Lo scultore empatizza con il dramma della Croce, della sofferenza di Cristo e del suo abbandono alla volontà del Padre. I bassorilievi sono depurati dai riferimenti iconografici del passato per lasciare spazio a un’essenzialità intimamente umana. “Questa Via Crucis viene offerta ai fedeli e alla comunità nel periodo quaresimale, momento centrale nella vita della Chiesa che si ritrova per riflettere sul mistero della Passione” spiega l’autore, di cui la chiesa custodisce anche il grande Crocifisso-tabernacolo posto dietro l’altare. Altre opere di Salvarani sono site in vie e piazze della Città aloisiana, mentre “Elevazione” è esposta al Museo Diocesano “Francesco Gonzaga” di Mantova.

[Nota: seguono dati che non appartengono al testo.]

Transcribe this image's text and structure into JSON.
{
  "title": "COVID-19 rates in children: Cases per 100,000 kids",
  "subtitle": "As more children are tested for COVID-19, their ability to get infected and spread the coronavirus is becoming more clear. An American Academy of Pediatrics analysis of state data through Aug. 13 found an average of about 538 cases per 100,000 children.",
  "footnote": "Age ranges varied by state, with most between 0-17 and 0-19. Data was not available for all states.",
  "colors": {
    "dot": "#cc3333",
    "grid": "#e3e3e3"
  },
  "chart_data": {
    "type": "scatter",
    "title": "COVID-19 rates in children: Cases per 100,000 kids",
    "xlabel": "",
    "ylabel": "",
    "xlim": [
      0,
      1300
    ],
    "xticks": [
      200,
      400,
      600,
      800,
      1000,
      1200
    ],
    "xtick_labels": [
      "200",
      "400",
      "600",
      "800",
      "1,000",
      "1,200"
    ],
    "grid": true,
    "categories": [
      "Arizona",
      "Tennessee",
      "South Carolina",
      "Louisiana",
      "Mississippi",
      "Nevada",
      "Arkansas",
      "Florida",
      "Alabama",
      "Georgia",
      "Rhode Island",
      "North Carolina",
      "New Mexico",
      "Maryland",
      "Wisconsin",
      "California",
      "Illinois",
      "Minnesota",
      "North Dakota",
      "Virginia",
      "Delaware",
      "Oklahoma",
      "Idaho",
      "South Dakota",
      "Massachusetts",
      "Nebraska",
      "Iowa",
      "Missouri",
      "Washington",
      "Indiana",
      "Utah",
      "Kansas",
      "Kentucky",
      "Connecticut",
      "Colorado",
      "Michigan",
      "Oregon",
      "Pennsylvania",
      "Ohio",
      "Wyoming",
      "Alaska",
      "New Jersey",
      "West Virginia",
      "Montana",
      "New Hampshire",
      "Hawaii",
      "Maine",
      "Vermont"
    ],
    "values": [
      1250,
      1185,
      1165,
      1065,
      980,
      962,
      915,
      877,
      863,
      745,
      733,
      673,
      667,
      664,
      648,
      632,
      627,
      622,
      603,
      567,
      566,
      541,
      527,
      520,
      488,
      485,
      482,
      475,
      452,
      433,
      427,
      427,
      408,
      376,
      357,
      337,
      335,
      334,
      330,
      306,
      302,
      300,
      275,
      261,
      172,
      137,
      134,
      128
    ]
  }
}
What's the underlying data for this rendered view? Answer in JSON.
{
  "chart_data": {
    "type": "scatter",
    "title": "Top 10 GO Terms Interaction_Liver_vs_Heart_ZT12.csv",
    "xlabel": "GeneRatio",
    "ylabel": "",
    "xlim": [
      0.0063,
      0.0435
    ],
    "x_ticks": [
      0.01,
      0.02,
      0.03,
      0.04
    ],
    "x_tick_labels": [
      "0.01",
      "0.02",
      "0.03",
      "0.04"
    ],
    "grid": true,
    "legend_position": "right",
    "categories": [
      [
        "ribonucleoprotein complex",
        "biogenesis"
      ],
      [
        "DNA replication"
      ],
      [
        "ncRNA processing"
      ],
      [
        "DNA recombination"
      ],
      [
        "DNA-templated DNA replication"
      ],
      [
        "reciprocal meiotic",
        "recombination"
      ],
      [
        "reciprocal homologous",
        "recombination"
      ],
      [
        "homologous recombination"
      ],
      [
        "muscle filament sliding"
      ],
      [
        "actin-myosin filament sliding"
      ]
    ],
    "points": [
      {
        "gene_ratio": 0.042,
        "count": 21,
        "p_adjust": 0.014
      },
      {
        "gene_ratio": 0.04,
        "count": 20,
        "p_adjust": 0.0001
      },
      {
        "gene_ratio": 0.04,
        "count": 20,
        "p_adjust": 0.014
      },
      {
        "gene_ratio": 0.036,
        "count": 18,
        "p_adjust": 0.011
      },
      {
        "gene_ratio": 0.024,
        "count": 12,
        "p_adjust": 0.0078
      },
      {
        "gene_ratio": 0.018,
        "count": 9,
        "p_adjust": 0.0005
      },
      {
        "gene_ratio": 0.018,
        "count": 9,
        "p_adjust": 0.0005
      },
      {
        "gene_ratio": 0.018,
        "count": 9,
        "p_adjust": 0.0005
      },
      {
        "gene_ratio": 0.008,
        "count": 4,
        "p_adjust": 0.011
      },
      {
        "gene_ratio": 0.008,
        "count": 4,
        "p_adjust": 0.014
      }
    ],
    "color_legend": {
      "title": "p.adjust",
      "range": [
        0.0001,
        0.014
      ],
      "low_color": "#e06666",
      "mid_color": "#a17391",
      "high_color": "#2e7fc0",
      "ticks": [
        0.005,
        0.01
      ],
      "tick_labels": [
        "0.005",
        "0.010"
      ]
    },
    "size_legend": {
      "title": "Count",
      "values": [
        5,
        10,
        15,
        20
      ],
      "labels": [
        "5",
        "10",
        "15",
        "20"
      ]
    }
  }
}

“Dello stile di Salvarani mi ha sempre colpito la chiarezza e la semplicità che di solito vengono considerati punti di partenza ma che in realtà sono punti di arrivo, impronte di una lunga esperienza artistica e di profondità spirituale” afferma il parroco don Giuliano Spagna, che così prosegue: “Mi è parsa provvidenziale l’insistenza sui volti di Gesù nel suo cammino al Calvario. Il volto è la persona stessa e il Vangelo della Passione richiama spesso il viso di Gesù: è schiaffeggiato davanti al Sinedrio, deturpato dalle percosse e dall’incoronazione di spine, asciugato dalla Veronica, coperto dalla Sindone e viene impresso per la potenza della resurrezione sul fazzoletto conservato a Manoppello. La scelta di raffigurare il sembiante di Cristo è originale e provvidenziale, in questo momento in cui sta per concludersi il Sinodo Diocesano il cui motto è “Vogliamo vedere Gesù”
(Gv.12,21). Anche nelle nostre preghiere ripetiamo spesso: ”Il tuo volto Signore io cerco, non nascondermi il tuo volto” (Ps 26)”.